What is the performance impact of tracing in C# and ASP.NET?

Yes it will have a performance impact whenever the TRACE conditional compilation constant is defined during build. Doing anything has some type of impact :)

As to whether or not this has a significant impact on an application. It's highly unlikely that it would as Trace is designed to be run and is run in many production applications. Only an abuse of the feature should lead to a noticable performance difference.

But as always, don't trust me, trust the profiler.

I don't have the reputation points for comments yet but I wanted to make a quick statement about Jonathan's answer. The numbers I have seen seem to show that it doesn't make sense to use stringbuilder for just a handful of string concatenations. The overhead of creating the stringbuilder object outweighs the concatenation speed benefit.

Trace messages can go to a lot of different places. You can add (or remove) TraceListeners for the Console, VisualStudio debug Window, Files, or the Event Log to name a few.

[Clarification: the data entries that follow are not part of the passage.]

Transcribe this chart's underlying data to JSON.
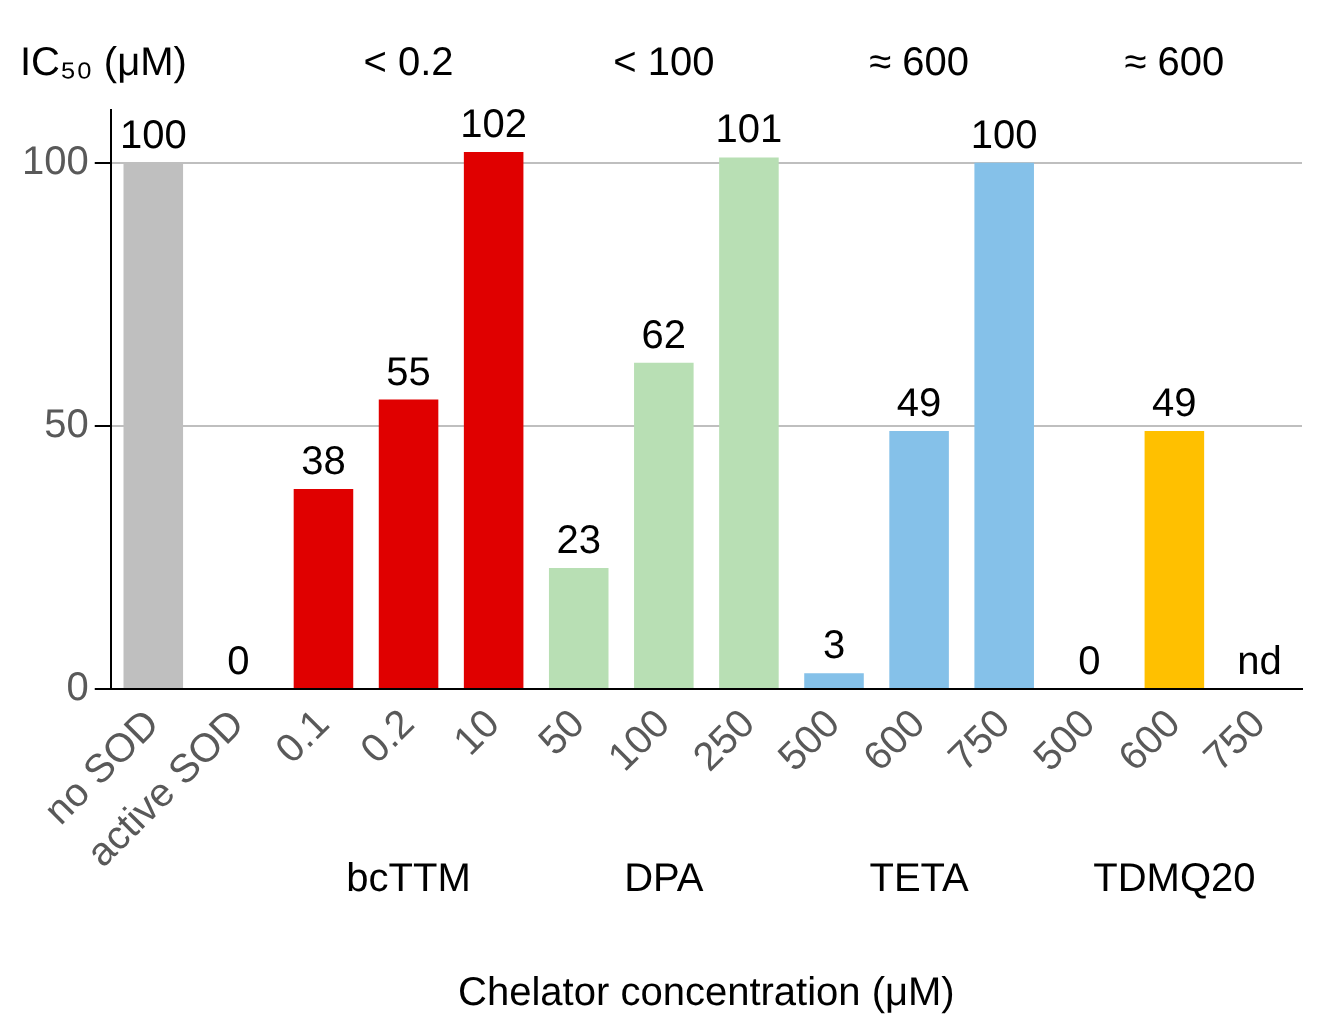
{
  "chart_data": {
    "type": "bar",
    "xlabel": "Chelator concentration (μM)",
    "categories": [
      "no SOD",
      "active SOD",
      "0.1",
      "0.2",
      "10",
      "50",
      "100",
      "250",
      "500",
      "600",
      "750",
      "500",
      "600",
      "750"
    ],
    "values": [
      100,
      0,
      38,
      55,
      102,
      23,
      62,
      101,
      3,
      49,
      100,
      0,
      49,
      null
    ],
    "value_labels": [
      "100",
      "0",
      "38",
      "55",
      "102",
      "23",
      "62",
      "101",
      "3",
      "49",
      "100",
      "0",
      "49",
      "nd"
    ],
    "colors": [
      "#bfbfbf",
      "#bfbfbf",
      "#e00000",
      "#e00000",
      "#e00000",
      "#b8dfb4",
      "#b8dfb4",
      "#b8dfb4",
      "#85c1e9",
      "#85c1e9",
      "#85c1e9",
      "#ffc000",
      "#ffc000",
      "#ffc000"
    ],
    "ylim": [
      0,
      110
    ],
    "yticks": [
      0,
      50,
      100
    ],
    "grid": "y",
    "legend": false,
    "annotations": [
      "IC₅₀ (μM)",
      "< 0.2",
      "< 100",
      "≈ 600",
      "≈ 600",
      "bcTTM",
      "DPA",
      "TETA",
      "TDMQ20"
    ]
  }
}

You can even build your own.

Also, you can configure Trace to not do anything when compiled for Release.

Thus, the performance impact of using Trace can vary wildly, all the way from zero to completely bogging down your app, depending on what listeners are active. Most listeners, though, have about the impact you'd expect. It takes about so much work to write to a file, or database, or the console, and Trace doesn't add that much overhead relative to those I/O-bound activities.

Performance impact aside, though, I'm staring in absolute horror at the idea of tracing password values. That's something you definitely must NOT do.